Sistemas que permitem aos seres humanos passar por cima das decisões do computador podem não atender esse critério, ele acrescentou. Armas que tomam suas próprias decisões se movem tão rapidamente que os supervisores humanos logo serão incapazes de acompanhar. Mas muitas delas são projetas explicitamente para permitir que os operadores humanos abram mão dos controles.

O míssil antirradar de Israel, o Harpy, aguarda no céu até que um radar inimigo é ativado. Ele então ataca e destrói a instalação de radar por conta própria.

A Noruega planeja equipar sua frota de caças avançados com o Míssil de Ataque Conjunto, que pode caçar, reconhecer e detectar um alvo sem intervenção humana. Os oponentes o chamam de "robô assassino". Analistas militares como Scharre argumentam que armas automatizadas como essas deveriam ser abraçadas: a guerra guiada por software pode resultar em menos mortes em massa e baixas civis. As armas autônomas, eles dizem, não cometem crimes de guerra.
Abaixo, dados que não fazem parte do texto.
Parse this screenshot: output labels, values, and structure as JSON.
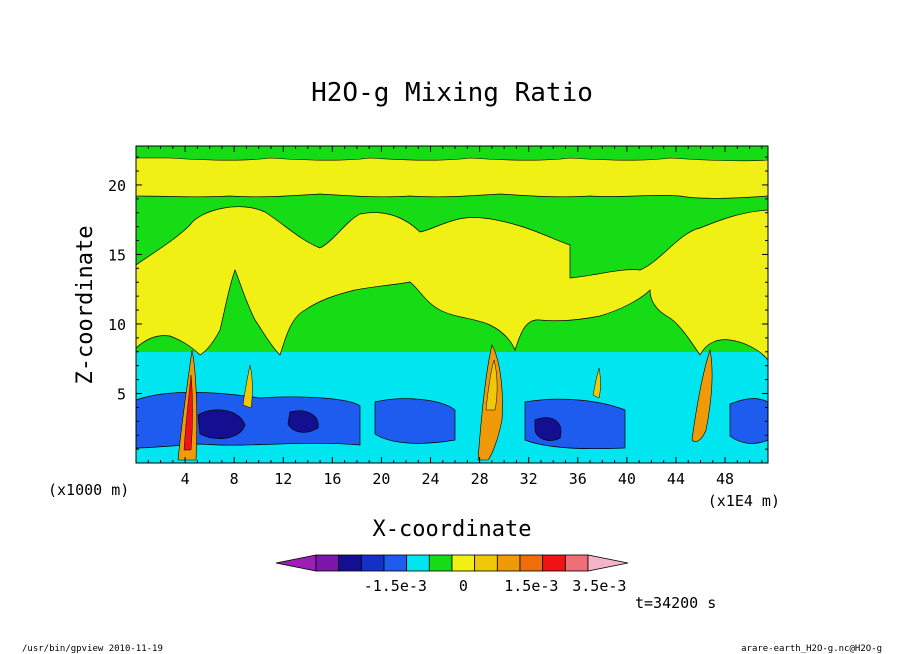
{
  "chart_data": {
    "type": "heatmap",
    "title": "H2O-g Mixing Ratio",
    "xlabel": "X-coordinate",
    "ylabel": "Z-coordinate",
    "x_unit_label": "(x1000 m)",
    "x_unit_right": "(x1E4 m)",
    "xlim": [
      0,
      51.5
    ],
    "ylim": [
      0,
      22.8
    ],
    "xticks": [
      4,
      8,
      12,
      16,
      20,
      24,
      28,
      32,
      36,
      40,
      44,
      48
    ],
    "yticks": [
      5,
      10,
      15,
      20
    ],
    "colorbar": {
      "colors": [
        "#9c1fb4",
        "#7b16a8",
        "#140f90",
        "#1430c8",
        "#1e5cf0",
        "#00e6f0",
        "#16dc16",
        "#f0f014",
        "#f0c80a",
        "#f09a0a",
        "#f06e0a",
        "#f01414",
        "#f06e78",
        "#f5b4c8"
      ],
      "labels": [
        "-1.5e-3",
        "0",
        "1.5e-3",
        "3.5e-3"
      ],
      "label_positions": [
        3.5,
        6.5,
        9.5,
        12.5
      ]
    },
    "time_label": "t=34200 s"
  },
  "footer": {
    "left": "/usr/bin/gpview  2010-11-19",
    "right": "arare-earth_H2O-g.nc@H2O-g"
  }
}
Em 16 de setembro de 2011, por exemplo, aviões de guerra britânicos dispararam duas dúzias de mísseis Brimstone contra um grupo de tanques líbios que disparavam contra civis. Oito ou mais dos tanques foram destruídos simultaneamente, segundo um porta-voz militar, poupando as vidas de muitos civis.

Seria difícil para operadores humanos coordenarem o enxame de mísseis com precisão semelhante. 

"Armas melhores e mais inteligentes são boas se puderem reduzir as baixas civis ou as mortes indiscriminadas", disse Scharre.